This article was originally printed in this paper on May 24, 2009.
Charles Lindbergh or his plane the Spirit of St. Louis might not be remembered by the world if an Italian seaplane The Santa Maria had not sunk to the bottom of Roosevelt Lake.
The Santa Maria, a Savoia Marchetti SM-55 torpedo bomber made of spruce, ash and fabric, left the Cagliari, Sardinia on February 13, 1927 on a goodwill tour. Italian Navy Commander Francesco Marquis de Pinedo, along with co-pilot Captain Carlo del Prete and mechanic Lieutenant Vitale Vacchetti had come 23,000 miles across the Atlantic, reaching Arizona in the southwestern United States.
Rough-water stability was provided the plane via twin hulls. A thick internally-based cantilever wing spanned 78 feet. A pair of 400 horsepower V-type Issota Frascini engines were mounted back-to-back above the wing on struts. While one propeller pulled, the other pushed. An open cockpit for the crew sat in the center section of the wing, between the two propellers. The aircraft weighed six tons and could fly 127 miles per day. It could not be caught by biplane fighters of the day. Extra gasoline tanks replaced heavy armament.

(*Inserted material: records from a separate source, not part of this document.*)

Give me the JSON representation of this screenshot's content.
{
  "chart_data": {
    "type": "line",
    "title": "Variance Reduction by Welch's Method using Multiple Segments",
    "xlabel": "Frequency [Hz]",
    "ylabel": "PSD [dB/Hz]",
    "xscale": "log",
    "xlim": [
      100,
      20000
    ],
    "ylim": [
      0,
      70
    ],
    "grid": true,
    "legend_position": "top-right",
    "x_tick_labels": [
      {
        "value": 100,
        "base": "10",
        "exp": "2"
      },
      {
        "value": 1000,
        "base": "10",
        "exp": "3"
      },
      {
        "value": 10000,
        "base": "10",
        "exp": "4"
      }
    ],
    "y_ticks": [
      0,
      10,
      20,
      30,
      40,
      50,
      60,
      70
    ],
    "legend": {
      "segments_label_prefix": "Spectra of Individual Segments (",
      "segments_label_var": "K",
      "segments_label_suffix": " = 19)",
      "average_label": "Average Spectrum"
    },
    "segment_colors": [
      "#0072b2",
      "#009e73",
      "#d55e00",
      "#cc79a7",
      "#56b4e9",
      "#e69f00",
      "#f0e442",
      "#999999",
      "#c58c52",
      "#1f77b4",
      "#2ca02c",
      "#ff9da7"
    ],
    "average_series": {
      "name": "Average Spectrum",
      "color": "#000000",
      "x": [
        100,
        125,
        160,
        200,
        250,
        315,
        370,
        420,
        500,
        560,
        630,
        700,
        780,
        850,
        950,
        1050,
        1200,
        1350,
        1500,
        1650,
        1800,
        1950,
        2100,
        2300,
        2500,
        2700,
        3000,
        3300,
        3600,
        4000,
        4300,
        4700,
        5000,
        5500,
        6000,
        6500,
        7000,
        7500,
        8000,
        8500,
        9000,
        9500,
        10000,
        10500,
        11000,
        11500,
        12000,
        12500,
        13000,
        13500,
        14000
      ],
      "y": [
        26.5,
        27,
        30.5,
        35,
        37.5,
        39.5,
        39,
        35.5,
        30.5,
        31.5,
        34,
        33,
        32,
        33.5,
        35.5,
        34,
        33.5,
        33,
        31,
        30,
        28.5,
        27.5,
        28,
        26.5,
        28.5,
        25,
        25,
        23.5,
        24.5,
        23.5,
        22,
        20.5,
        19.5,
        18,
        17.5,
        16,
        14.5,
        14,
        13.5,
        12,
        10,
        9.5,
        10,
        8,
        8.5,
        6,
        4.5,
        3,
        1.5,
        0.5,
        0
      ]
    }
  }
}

De Pinedo wanted to find lakes where the plane could refuel while he was over the Southwest. The Santa Maria left Elephant Butte Reservoir in New Mexico on April 6th headed for Roosevelt Lake.
The big silver plane came in over Dutch Woman Butte and landed to the delight of many proud local Italians who were at Roosevelt Lake for the big event. The airplane was worked to a mooring just below the Apache Lodge by two boats with outboard motors.
De Pinedo saw to the refueling and it appeared that more fuel was put into the plane than what it could take off with. A bucket of gasoline was offered by De Pinedo to anyone who wanted it. When no one spoke up, he tossed it overboard and instructed Del Prete and Vacchetti to dump more gasoline. It was then time for lunch at the Apache Lodge.
A cry was heard during dessert, and all rushed out to find a pall of black smoke. Fire extinguishers were of no use and The Santa Maria sizzled and sank.
John Thomason, a 17-year boatman, confessed that his cigarette had started the fire.
After shaking hands with the frightened young man, De Pinedo hitched a ride to Phoenix. Eventually he reached New York where another SM-55 arrived via a ship from Rome. Lindbergh flew to Paris on May 21.
Although the Apache Lodge later burned, its foundation remained and became a popular picnic spot.
The airplane is under at least 180 feet of water and 40 or more feet of silt under normal conditions, according to Salt River project engineers.
The original loss was paid to the Italian government by Lloyds of London.
Perhaps someday, someone will launch a major dredging operation and bring up the infamous Santa Maria.